Panelin bir diğer konuşmacısı Hudson Enstitüsü’nden Michael Pregent ise Parsi’den farklı olarak Tahran’ın yaptırımlara uzun süre fazla dayanamayacağı görüşünde: "Yaptırımlar 5 Kasım’da başladı ve daha fazlası gelecek. Yaptırımlar rejime zarar verecek. İran ekonomisi yatırım için daha az elverişli hale gelecek. Rejim burada hata yapamaz. Kazandıklarını sanıyorlar. Rejim 2 yıl yaşayabilir mi evet ama 6 yıl yaşayamaz. Yani Trump kazanırsa, 6 yıl Trump’ın başkanlığında yaşaması zor. Suudi veliaht prens Muhammed Bin Selman ise Trump kazanırsa 2020’ye kadar yaşayabilir."
İran’ın, Suriye, Yemen ve Afganistan’daki etkinliklerine dikkat çeken Pregent Amerika’nın yaptırımlar konusunda aralarında Türkiye’nin de bulunduğu 8 ülkeye ayrıcalık tanımasına da karşı çıktı: "Bu ayrıcalıklar nedeniyle yönetime eleştiriler var. Bu ayrıcalıklı ülkeler aracılığıyla günde 1.6 milyon varil petrol ihraç eden bir rejime zarar veremezsiniz. Ama bunlar geçici. Bu 8 ülkenin yarısı Amerika’nın kilit önemdeki müttefiki. Güney Kore, Japonya ve Tayvan. Rusya bu listede yer almıyor. Irak da ayrıcalık istiyor."

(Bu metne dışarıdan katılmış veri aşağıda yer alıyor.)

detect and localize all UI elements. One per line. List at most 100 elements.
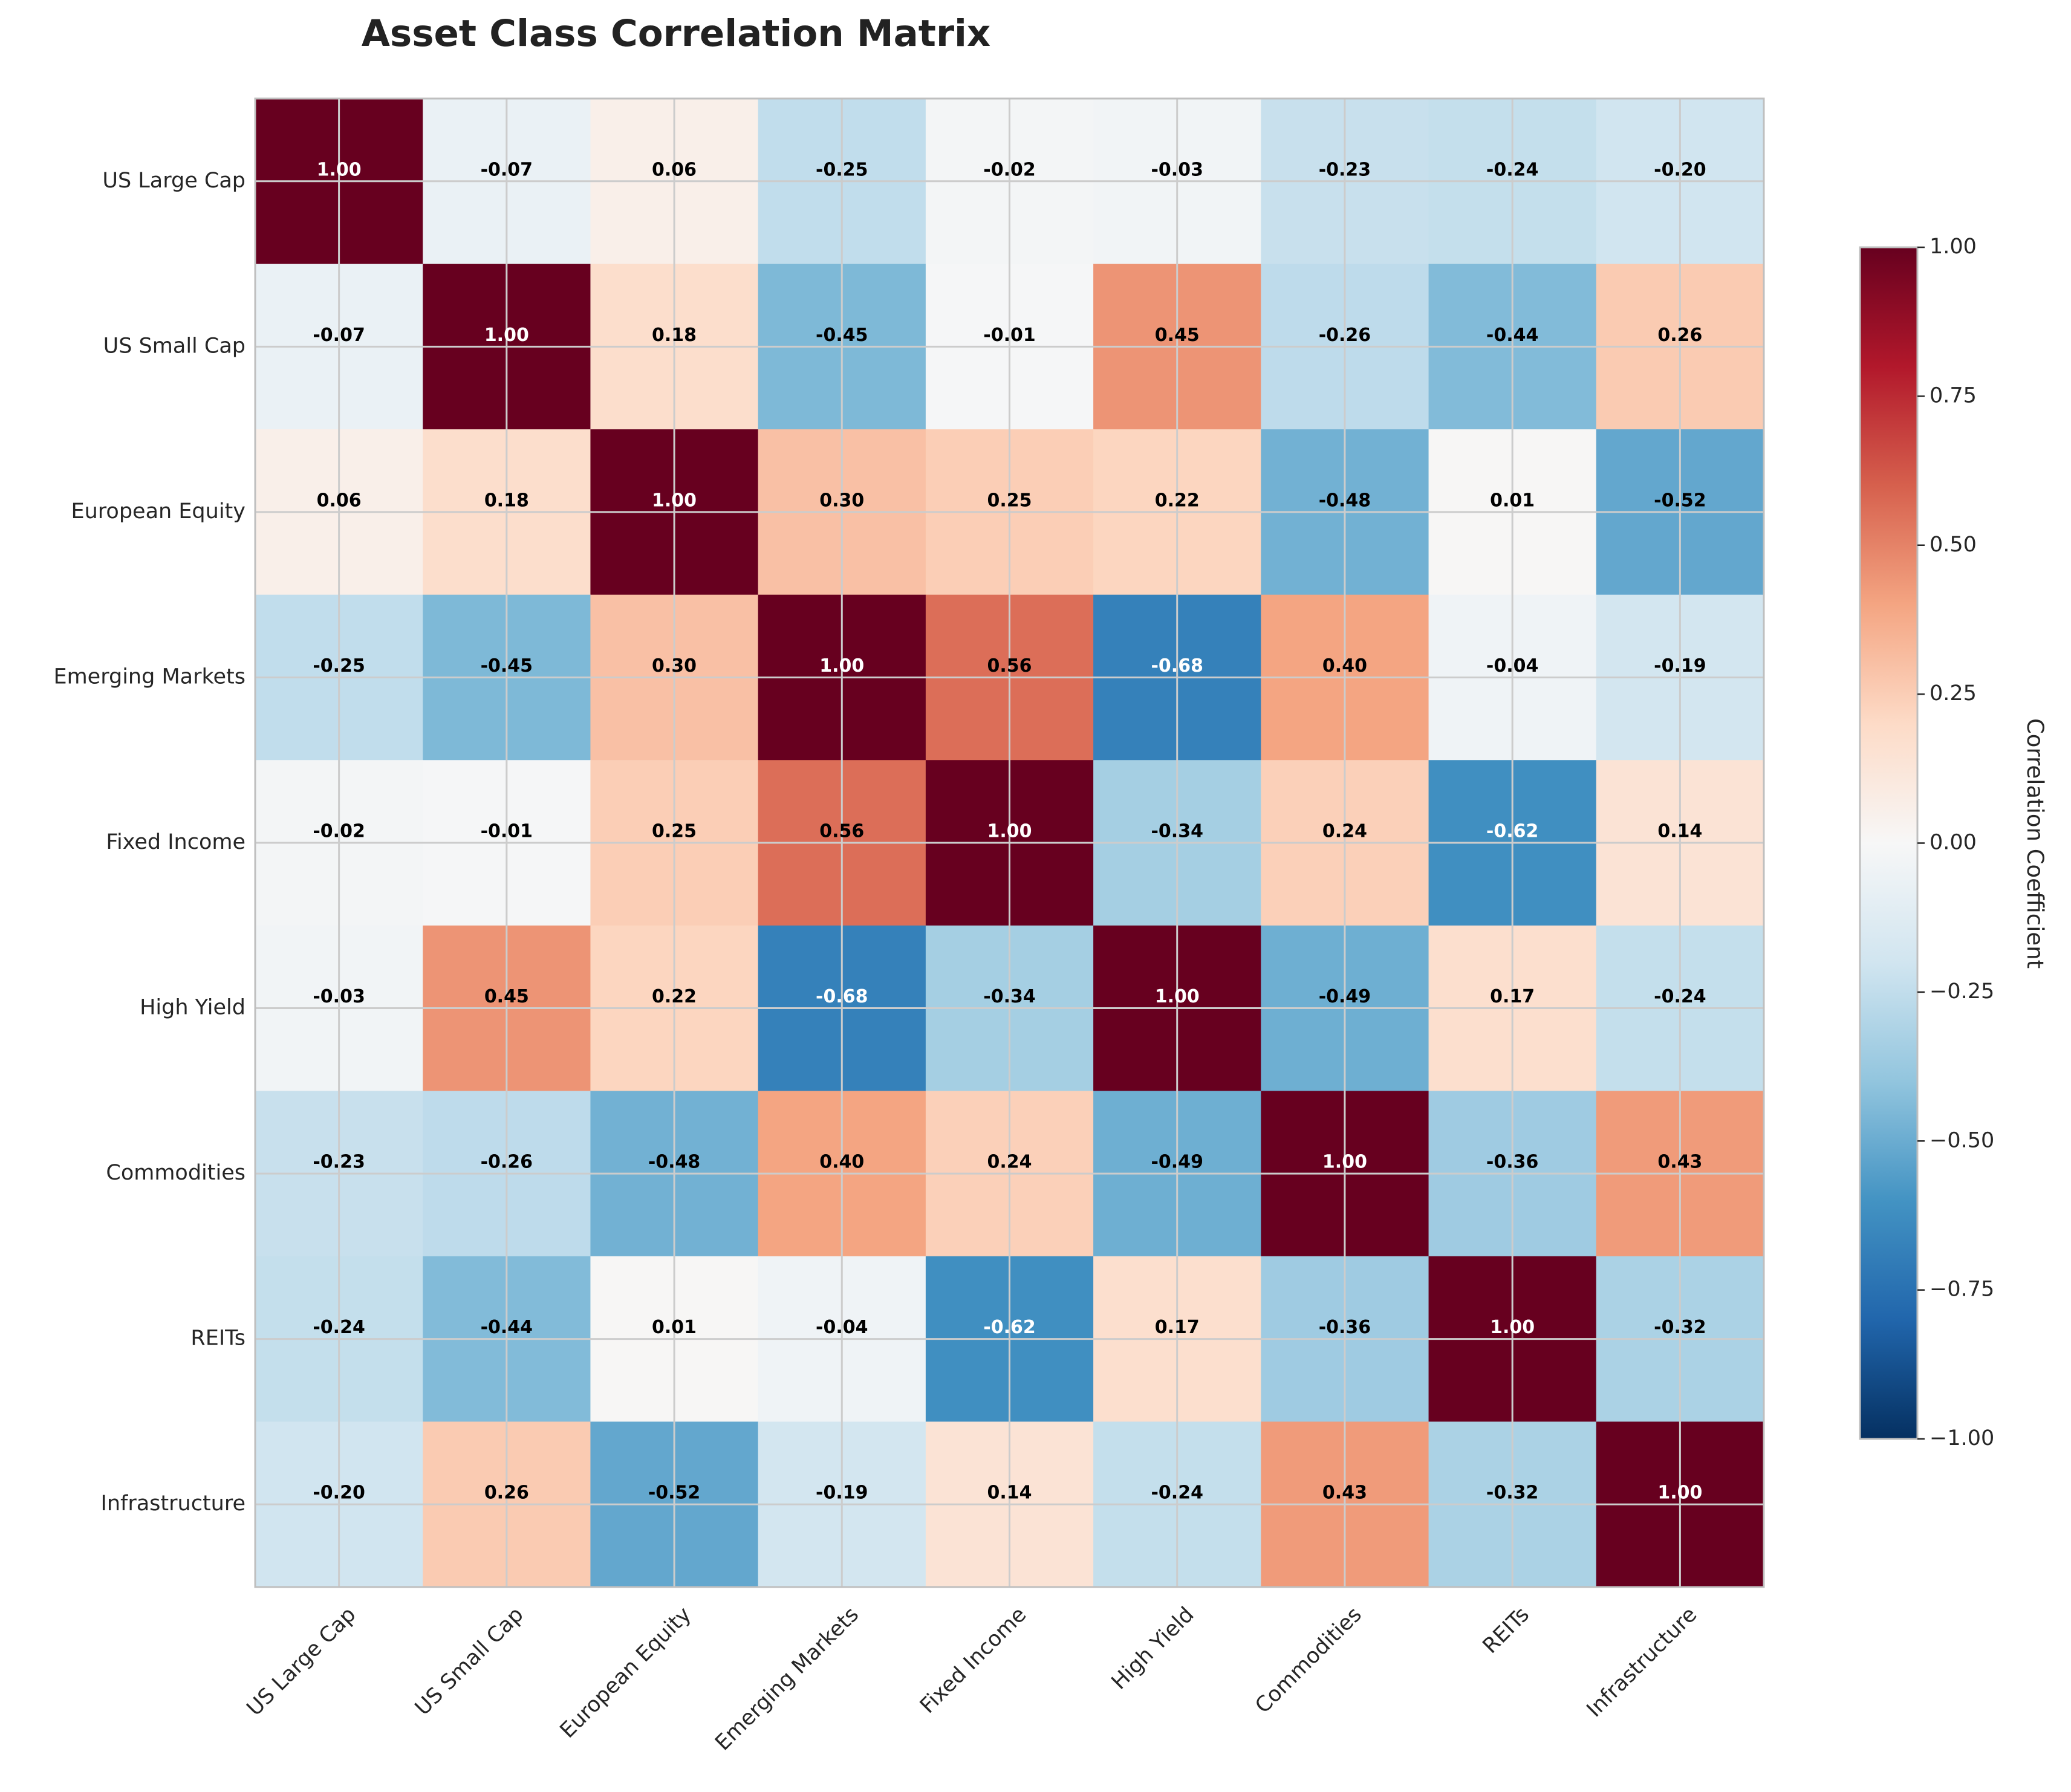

SETA’dan Kadir Üstün de yaptırımların bölgeye ve Türkiye’ye etkileri olduğunu söyledi, Amerika’nın yaptırım politikasıyla neyi hedeflediğinin belli olmadığını savundu: "Amerika İran’a daha fazla baskı yaptıkça bu bölgede daha fazla gerilime neden oluyor. Bölgesel ve Avrupalı ortaklarınız olmadan bu politika başarılı olmaz. Türkiye’nin yaptırımlara karşı olduğunu aynı zamanda İran’ın bölgesel politikalarına da karşı olduğunu görürsünüz. Obama ve Trump dönemlerinde İran’a yaptırım uygulandı. Ama asıl sorun ortada duruyor, Amerika’nın asıl amacı ne? Amaç rejim değişikliği mi? İran’a bölgede geri adım attırmak mı? Bu bölgesel bir konu mu? Politikasının amacı belli değil."
Avrupa Birliği İran’la varılan nükleer anlaşmayı Amerika’nın anlaşmadan çekilmesi ve yeniden yaptırım kararı almasına rağmen kurtarmaya çalışıyor. Bu çerçevede Brüksel, İran’la ticareti devam ettirebilme yolları arıyor. Bunun nasıl bir sonuç vereceğini, zaman gösterecek.